You blew it, you’re completely wrong! Since it seems that you find it difficult to understand what principle applies here, let me explain. After the host revealed a goat, you now have a one in two chance of being right.

Whether you change your roster or not, the odds are the same. There is enough math illiteracy in this country and we don’t need the nation’s highest IQ shouting it from the rooftops too. Shame on you! – Scott Smith, Ph.D. University of Florida

Perhaps women look at math problems differently than men. – Don Edwards, Sunriver, Oregon –

The solution

Despite the mounting pressure, fox Savant refused to change her answer. She then devoted four columns to the Monty Hall problem to explain how she came to the solution.

In the second column, she proposed a method to clarify the probabilities. It came down to explaining the possible outcomes of the game in the following way:

1st door 2nd door 3rd door Result
Game 1 Car Goat Goat Swap and lose
Game 2 Goat Car Goat Swap and win
Game 3 Goat Goat Car Swap and win
Game 4 Car Goat Goat stay and win
Game 5 Goat Car Goat Stay and lose
Game 6 Goat Goat Car Stay and lose

Here you can see that if you switch doors, the probability of owning a car is 2/3. If you don’t switch, the chance is only 1/3.

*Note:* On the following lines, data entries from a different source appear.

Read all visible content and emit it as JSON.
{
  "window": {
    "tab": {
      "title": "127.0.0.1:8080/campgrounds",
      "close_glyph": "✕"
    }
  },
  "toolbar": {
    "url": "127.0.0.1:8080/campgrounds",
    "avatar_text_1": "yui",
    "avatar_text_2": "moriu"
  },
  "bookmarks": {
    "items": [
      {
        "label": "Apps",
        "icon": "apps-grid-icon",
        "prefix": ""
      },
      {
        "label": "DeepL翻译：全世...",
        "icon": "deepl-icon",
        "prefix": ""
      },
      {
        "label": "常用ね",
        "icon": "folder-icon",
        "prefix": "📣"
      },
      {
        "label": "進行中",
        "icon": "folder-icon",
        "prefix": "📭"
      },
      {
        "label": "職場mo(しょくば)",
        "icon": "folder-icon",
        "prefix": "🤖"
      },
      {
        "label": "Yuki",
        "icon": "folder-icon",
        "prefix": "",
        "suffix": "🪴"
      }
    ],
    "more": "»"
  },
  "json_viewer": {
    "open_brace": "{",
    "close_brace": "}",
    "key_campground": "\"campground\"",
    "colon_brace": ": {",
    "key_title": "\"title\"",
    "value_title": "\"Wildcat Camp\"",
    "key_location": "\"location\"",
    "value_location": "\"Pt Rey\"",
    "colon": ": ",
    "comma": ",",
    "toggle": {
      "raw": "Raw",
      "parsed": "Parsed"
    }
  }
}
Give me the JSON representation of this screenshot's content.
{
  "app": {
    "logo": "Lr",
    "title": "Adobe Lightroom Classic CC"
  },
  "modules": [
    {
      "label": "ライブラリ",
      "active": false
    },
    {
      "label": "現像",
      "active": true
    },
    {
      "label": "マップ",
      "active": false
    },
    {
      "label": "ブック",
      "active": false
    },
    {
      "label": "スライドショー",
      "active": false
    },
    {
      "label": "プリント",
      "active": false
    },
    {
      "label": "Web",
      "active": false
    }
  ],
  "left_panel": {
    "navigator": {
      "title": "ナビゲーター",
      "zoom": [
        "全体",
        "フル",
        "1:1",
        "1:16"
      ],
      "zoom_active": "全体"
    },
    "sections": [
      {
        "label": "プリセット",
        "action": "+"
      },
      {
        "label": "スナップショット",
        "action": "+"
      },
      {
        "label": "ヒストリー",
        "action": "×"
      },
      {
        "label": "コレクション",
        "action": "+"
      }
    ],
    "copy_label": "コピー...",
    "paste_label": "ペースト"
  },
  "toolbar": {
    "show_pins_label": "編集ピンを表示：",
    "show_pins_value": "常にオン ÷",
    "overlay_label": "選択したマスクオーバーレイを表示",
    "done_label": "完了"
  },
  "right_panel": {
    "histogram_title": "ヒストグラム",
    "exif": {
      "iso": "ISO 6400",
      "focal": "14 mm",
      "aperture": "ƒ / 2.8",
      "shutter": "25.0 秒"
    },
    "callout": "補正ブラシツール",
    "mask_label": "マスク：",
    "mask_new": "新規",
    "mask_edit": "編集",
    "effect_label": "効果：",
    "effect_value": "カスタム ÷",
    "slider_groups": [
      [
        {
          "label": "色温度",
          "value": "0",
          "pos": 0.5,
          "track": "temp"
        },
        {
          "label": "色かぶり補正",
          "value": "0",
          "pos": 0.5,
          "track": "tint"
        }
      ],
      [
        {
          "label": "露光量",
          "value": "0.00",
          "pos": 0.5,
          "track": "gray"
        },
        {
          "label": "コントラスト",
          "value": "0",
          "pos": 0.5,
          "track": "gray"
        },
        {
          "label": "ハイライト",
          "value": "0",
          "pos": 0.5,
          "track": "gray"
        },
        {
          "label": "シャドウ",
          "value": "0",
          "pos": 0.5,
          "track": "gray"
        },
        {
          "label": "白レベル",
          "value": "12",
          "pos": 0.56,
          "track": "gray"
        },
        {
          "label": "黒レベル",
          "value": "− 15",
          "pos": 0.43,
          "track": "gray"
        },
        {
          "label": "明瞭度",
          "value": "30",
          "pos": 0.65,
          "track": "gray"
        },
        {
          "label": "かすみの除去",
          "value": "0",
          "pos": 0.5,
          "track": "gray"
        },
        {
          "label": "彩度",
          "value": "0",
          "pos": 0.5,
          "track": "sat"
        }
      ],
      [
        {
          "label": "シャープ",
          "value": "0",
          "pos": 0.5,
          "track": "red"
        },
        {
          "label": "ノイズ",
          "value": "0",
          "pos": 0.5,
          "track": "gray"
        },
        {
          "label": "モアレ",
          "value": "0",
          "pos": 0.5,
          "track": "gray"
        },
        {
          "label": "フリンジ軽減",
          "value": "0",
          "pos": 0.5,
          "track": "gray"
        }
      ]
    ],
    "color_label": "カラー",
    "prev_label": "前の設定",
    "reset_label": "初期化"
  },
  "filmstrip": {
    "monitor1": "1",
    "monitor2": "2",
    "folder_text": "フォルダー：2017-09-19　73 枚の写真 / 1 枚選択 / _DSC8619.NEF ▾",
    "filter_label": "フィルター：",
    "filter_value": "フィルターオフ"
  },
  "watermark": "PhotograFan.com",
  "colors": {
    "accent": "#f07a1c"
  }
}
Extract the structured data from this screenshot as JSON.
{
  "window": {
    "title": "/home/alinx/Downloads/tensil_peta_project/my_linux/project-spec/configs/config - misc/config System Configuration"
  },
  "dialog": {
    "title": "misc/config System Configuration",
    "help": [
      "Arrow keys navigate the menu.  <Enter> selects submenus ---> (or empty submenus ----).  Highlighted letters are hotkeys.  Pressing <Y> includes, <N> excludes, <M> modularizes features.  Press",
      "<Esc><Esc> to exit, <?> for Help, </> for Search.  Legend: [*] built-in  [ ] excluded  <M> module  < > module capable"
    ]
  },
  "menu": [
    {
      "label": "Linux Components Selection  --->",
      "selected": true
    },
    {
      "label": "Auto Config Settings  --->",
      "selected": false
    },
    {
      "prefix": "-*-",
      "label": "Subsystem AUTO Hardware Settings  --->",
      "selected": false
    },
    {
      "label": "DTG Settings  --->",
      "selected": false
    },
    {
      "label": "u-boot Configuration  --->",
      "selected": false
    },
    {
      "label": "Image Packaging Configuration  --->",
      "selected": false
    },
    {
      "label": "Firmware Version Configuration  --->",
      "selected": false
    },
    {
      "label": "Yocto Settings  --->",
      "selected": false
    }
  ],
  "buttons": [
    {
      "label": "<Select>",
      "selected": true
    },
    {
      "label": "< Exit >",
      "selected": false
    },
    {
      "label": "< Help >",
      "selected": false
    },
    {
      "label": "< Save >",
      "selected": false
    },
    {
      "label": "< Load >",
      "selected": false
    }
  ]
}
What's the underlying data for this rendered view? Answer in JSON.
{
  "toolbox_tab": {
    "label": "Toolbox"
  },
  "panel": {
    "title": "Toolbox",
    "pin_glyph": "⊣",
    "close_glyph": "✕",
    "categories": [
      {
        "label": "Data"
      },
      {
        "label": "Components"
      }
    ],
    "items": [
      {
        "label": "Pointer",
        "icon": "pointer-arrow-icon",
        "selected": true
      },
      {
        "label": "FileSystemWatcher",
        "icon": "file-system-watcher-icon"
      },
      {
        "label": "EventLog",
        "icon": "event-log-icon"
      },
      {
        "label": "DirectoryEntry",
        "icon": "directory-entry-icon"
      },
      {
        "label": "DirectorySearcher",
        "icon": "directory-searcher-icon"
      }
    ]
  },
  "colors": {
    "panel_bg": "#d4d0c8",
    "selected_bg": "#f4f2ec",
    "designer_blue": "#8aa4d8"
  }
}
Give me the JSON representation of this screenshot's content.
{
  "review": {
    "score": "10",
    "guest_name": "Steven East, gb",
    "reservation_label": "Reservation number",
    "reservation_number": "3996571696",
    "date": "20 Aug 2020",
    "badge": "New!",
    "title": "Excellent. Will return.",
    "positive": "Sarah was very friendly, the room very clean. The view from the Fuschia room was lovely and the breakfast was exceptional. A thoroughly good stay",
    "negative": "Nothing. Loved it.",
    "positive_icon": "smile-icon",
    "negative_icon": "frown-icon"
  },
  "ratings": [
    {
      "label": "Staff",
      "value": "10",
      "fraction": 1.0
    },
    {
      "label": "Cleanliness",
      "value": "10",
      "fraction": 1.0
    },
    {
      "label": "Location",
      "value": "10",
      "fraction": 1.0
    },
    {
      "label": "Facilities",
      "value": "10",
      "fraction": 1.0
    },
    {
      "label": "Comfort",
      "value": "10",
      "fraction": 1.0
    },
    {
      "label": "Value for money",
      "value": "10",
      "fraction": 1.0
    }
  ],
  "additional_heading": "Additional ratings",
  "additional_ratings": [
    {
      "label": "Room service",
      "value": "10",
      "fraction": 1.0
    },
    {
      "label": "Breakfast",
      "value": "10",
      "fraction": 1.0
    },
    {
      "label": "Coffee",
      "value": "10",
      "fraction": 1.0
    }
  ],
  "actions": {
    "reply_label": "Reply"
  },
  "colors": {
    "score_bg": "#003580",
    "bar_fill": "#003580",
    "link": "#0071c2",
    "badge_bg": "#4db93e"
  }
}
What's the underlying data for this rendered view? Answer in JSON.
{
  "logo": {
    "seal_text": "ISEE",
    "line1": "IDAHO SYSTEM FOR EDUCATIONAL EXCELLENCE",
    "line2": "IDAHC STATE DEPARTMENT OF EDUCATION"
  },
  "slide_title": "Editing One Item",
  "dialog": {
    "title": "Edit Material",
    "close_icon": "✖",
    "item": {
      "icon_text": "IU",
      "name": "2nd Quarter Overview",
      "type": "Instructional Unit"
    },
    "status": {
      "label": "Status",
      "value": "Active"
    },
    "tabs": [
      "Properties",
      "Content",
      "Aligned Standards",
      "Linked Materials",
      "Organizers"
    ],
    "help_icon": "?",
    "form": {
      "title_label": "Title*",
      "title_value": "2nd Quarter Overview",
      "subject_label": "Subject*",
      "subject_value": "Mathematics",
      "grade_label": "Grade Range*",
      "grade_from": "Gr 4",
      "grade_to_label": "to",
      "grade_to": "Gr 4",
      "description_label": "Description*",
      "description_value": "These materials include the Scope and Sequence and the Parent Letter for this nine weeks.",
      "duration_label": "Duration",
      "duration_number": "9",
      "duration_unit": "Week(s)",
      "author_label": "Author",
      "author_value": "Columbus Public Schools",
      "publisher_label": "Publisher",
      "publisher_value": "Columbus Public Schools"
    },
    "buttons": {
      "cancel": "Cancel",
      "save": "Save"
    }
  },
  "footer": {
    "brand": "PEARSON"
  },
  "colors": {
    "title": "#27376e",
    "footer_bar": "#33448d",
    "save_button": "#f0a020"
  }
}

In the third column she then explained the table and the probabilities. In the fourth, she revealed that many of her readers had tackled the Monty Hall problem and now supported her solution. Even the great mathematician Paul Erdos had to ask her forgiveness after he claimed she had solved the problem incorrectly.

Marilyn fox Savant in an interview

The Humility of Marilyn Fox Savant

One of the things that bothered readers so much wasn’t that the solution was an attack on “common sense,” but that the person who solved it in public was a woman. Many mathematicians and universities had looked at the problem and had come up with the wrong answer.

So she faced this kind of discrimination again and had to deal with it simply because she was a woman. There were (and unfortunately still are) enough people who believe that intelligence is a serious man’s business.

Despite being one of the most brilliant minds in the world, Marilyn vos Savant is humble. She admits that she is not a great mathematician, nor does she have a photographic memory.

Her strengths, she says, are objective analysis, decision making, and problem solving. She also believes that intelligent people are often not good at that sort of thing. They often have a lot of training in a specific field and area of ​​knowledge.